Project Summary/Abstract Even though Inducible cAMP Early Repressor (ICER) has the functional characteristics of a tumor suppressor, there is no genetic evidence to demonstrate that ICER is a bona fide tumor suppressor gene product. Thus, altered post-translational events might be the cause of the observed abnormalities of ICER protein expression in cancer cells. On this basis it is hypothesized that in cancer cells, ICER is deregulated by ubiquitination resulting in constitutive proteasomal degradation and/or abnormal subcellular localization. Finding alternatives to rescue endogenous ICER nuclear expression in malignant cells could lead to the development of novel cancer treatment modalities. Through this project, we will study the mechanisms and physiological consequences of ICER ubiquitination and subcellular localization. We will use melanoma as a paradigm for the study. This study will focus on two specific aims. Aim 1. Determine the functional and physiological consequences of ICER ubiquitination by characterizing the specific ubiquitination sites on ICER and ubiquitin E3 ligases using biochemistry, chromatin binding, and siRNA techniques. Aim 2. Examine the effect on tumorgenesis upon expression of “ubiquitinatable”-deficient ICER using mouse xenograft models and an established zebrafish model for melanoma. The overarching goal of this project is to determine the functional consequences of ICER post- translational modifications in cancer. The experiments described in this proposal will provide the basis for more extensive analyses of multi-component complexes associated with the regulation of ICER in cancer cells. Subsequent research will: 1) Use the zebrafish melanoma model to further characterize the molecular mechanisms of ICER ubiquitination during melanoma genesis; 2) Establish collaborative efforts to develop small-molecule compounds and small ICER-related peptides as specifics Ub-ligases inhibitors to test specific approaches to restore endogenous ICER nuclear expression in cancer cells; and 3) Study the effect of these Ub-ligase inhibitors in animal models for cancer.
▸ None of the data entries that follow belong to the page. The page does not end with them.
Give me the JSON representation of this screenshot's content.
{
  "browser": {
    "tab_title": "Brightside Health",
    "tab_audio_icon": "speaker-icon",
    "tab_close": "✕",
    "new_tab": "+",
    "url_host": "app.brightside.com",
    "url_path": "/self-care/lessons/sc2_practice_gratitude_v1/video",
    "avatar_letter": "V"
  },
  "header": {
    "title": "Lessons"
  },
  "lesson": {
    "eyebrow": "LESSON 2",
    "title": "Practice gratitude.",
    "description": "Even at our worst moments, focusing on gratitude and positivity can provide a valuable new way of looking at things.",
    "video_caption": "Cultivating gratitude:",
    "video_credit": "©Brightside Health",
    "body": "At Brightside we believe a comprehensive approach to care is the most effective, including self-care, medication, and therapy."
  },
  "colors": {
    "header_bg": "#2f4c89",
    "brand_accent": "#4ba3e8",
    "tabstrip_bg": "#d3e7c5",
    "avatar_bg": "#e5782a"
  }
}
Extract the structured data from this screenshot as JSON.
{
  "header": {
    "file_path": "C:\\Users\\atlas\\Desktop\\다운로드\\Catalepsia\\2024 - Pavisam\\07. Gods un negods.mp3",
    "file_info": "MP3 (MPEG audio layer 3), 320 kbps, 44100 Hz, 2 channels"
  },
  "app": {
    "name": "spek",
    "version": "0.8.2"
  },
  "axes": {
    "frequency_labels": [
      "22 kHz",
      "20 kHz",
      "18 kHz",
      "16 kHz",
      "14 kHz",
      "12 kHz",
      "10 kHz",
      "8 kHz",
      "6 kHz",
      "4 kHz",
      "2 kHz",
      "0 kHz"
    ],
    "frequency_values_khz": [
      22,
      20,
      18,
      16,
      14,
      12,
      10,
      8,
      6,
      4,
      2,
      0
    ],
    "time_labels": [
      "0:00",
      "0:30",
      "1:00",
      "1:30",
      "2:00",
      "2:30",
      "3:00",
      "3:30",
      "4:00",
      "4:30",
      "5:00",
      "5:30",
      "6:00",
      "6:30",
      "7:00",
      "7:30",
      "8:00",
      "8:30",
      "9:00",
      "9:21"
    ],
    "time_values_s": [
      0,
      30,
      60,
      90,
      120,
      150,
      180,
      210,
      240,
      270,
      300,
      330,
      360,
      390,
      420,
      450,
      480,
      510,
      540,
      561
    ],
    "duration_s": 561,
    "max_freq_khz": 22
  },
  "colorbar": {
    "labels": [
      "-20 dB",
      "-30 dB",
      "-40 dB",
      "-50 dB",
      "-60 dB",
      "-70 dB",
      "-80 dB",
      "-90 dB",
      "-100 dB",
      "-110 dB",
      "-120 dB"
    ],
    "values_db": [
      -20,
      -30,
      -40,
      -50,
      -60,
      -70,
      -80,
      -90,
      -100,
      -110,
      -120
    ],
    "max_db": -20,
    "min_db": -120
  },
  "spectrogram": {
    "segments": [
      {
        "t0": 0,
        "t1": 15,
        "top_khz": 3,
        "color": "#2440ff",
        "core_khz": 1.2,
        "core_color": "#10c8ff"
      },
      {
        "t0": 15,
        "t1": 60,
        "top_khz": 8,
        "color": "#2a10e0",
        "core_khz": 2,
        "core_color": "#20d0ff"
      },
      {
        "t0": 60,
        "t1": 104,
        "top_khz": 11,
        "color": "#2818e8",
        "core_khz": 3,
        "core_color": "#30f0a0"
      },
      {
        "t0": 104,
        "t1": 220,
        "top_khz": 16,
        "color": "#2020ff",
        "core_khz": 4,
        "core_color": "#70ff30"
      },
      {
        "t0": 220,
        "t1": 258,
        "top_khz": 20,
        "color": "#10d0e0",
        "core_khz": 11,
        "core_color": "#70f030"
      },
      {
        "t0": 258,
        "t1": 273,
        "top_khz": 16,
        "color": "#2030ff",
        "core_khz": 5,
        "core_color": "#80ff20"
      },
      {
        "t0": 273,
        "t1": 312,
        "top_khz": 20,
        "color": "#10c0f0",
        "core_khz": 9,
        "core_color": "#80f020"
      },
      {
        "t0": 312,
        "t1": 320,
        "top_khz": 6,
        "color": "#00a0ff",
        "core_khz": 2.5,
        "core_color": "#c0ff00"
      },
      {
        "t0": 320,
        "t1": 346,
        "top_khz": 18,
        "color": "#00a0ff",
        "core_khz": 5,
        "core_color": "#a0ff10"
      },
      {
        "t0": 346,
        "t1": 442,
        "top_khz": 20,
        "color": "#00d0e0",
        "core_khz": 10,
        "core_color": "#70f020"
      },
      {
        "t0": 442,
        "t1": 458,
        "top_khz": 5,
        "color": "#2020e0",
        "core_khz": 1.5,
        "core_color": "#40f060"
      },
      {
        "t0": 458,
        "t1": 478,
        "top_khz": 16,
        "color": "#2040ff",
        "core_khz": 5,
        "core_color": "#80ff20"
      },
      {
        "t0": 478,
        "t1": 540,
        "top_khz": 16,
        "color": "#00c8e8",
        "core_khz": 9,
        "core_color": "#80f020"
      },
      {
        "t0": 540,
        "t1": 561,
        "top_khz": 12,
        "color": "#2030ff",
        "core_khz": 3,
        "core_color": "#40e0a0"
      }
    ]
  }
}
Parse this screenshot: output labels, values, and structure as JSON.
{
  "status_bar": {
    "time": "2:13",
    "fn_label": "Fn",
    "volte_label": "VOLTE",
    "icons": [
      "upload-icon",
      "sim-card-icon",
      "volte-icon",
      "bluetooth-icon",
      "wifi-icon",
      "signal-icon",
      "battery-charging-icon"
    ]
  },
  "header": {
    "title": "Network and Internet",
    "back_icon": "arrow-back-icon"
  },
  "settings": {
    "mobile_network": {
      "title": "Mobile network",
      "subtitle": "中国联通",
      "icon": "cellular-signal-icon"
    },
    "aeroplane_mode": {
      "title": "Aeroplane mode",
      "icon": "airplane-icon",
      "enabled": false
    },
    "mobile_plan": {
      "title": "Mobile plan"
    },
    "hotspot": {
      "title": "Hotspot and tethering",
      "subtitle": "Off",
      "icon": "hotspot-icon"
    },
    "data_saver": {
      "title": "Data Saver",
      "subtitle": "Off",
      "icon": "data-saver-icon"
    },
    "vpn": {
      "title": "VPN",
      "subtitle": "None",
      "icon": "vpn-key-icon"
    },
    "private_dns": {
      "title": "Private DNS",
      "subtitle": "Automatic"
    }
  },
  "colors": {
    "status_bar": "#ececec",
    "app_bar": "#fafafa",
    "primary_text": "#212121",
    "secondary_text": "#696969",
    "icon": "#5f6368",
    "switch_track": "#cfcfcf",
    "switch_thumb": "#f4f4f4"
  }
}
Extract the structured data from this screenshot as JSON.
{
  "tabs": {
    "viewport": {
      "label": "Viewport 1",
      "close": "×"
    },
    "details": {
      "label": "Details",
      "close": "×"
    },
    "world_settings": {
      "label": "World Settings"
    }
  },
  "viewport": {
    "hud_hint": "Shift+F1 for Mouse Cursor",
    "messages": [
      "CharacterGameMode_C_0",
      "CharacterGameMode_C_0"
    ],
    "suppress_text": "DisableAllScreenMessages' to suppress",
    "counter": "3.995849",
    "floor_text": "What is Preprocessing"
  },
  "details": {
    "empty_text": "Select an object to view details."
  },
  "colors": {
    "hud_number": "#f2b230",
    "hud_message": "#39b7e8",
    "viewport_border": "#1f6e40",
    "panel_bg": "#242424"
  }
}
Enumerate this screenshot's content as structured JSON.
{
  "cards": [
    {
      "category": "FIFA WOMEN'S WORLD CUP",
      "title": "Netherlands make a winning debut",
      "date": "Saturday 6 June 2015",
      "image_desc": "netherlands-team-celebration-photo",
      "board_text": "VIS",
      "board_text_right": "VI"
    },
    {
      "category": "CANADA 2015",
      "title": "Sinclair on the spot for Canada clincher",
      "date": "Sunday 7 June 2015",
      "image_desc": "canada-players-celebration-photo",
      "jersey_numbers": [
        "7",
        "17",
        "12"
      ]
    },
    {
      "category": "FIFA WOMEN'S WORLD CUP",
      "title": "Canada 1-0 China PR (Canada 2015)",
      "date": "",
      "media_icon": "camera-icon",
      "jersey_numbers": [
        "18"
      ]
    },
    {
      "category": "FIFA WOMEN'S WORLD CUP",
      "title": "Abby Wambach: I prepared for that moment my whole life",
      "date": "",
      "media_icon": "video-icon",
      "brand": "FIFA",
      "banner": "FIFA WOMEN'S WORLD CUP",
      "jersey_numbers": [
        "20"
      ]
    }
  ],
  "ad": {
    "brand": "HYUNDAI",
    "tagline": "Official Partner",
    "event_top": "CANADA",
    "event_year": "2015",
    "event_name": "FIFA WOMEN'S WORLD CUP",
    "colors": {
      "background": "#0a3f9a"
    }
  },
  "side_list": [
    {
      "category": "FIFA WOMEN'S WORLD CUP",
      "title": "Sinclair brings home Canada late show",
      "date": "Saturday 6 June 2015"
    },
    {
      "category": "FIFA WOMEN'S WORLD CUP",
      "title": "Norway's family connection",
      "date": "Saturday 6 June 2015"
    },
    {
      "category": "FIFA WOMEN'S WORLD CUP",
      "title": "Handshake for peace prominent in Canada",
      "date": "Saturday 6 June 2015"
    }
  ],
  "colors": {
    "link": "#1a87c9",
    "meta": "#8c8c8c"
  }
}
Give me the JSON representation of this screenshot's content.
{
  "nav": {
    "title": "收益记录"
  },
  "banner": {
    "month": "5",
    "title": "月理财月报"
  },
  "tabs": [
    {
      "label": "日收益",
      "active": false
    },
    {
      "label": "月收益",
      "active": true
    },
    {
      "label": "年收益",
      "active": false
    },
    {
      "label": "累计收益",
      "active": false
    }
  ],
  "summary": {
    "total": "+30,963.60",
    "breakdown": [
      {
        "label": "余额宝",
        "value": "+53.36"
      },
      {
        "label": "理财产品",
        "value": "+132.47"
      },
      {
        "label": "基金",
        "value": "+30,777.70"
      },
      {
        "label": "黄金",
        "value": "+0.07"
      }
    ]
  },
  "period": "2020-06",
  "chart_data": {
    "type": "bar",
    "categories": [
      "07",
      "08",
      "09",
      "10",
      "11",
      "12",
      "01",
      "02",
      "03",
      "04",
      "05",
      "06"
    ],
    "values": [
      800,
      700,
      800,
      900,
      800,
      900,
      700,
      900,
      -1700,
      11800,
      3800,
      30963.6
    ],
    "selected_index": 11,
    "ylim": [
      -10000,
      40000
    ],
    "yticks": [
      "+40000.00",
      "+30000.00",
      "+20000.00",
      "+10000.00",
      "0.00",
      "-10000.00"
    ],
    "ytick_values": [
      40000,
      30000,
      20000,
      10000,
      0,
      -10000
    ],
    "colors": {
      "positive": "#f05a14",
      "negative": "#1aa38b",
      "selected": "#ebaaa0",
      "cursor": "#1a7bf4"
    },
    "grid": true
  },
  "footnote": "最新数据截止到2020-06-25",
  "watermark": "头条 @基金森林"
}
项目摘要/摘要 尽管诱导型cAMP早期抑制因子(ICER)具有肿瘤的功能特征 没有遗传学证据证明ICER是一个真正的肿瘤抑制基因 产品。因此，翻译后事件的改变可能是观察到的ICER异常的原因 癌细胞中的蛋白质表达。在此基础上，假设在癌细胞中，ICER是 泛素化导致蛋白酶体的结构性降解和/或异常 亚细胞定位。寻找拯救恶性肿瘤内源性ICER核表达的替代方案 细胞可能导致新的癌症治疗方式的发展。通过这个项目，我们将研究 ICER泛素化和亚细胞定位的机制和生理后果。我们会 使用黑色素瘤作为研究的范例。这项研究将集中于两个具体目标。 目的1.通过以下方式确定ICER泛素化的功能和生理后果 用生化方法表征ICER和泛素E3连接酶上的特定泛素化位点， 染色质结合和siRNA技术。 目的2.检测肿瘤发生对“泛素化”缺陷ICER表达的影响 小鼠异种移植模型和已建立的黑色素瘤斑马鱼模型。 该项目的首要目标是确定ICER后的功能后果。 癌症中的翻译修饰。本提案中描述的实验将为更多 与癌细胞ICER调控相关的多组分复合体的广泛分析。 后续研究将：1)使用斑马鱼黑色素瘤模型进一步表征分子 ICER泛素化在黑色素瘤发生中的机制；2)建立合作努力以开发 小分子化合物和ICER相关小肽作为特异性Ub连接酶抑制剂检测特异性 恢复癌细胞内源性ICER核表达的方法；以及3)研究这些方法的影响 癌症动物模型中的UB-连接酶抑制剂。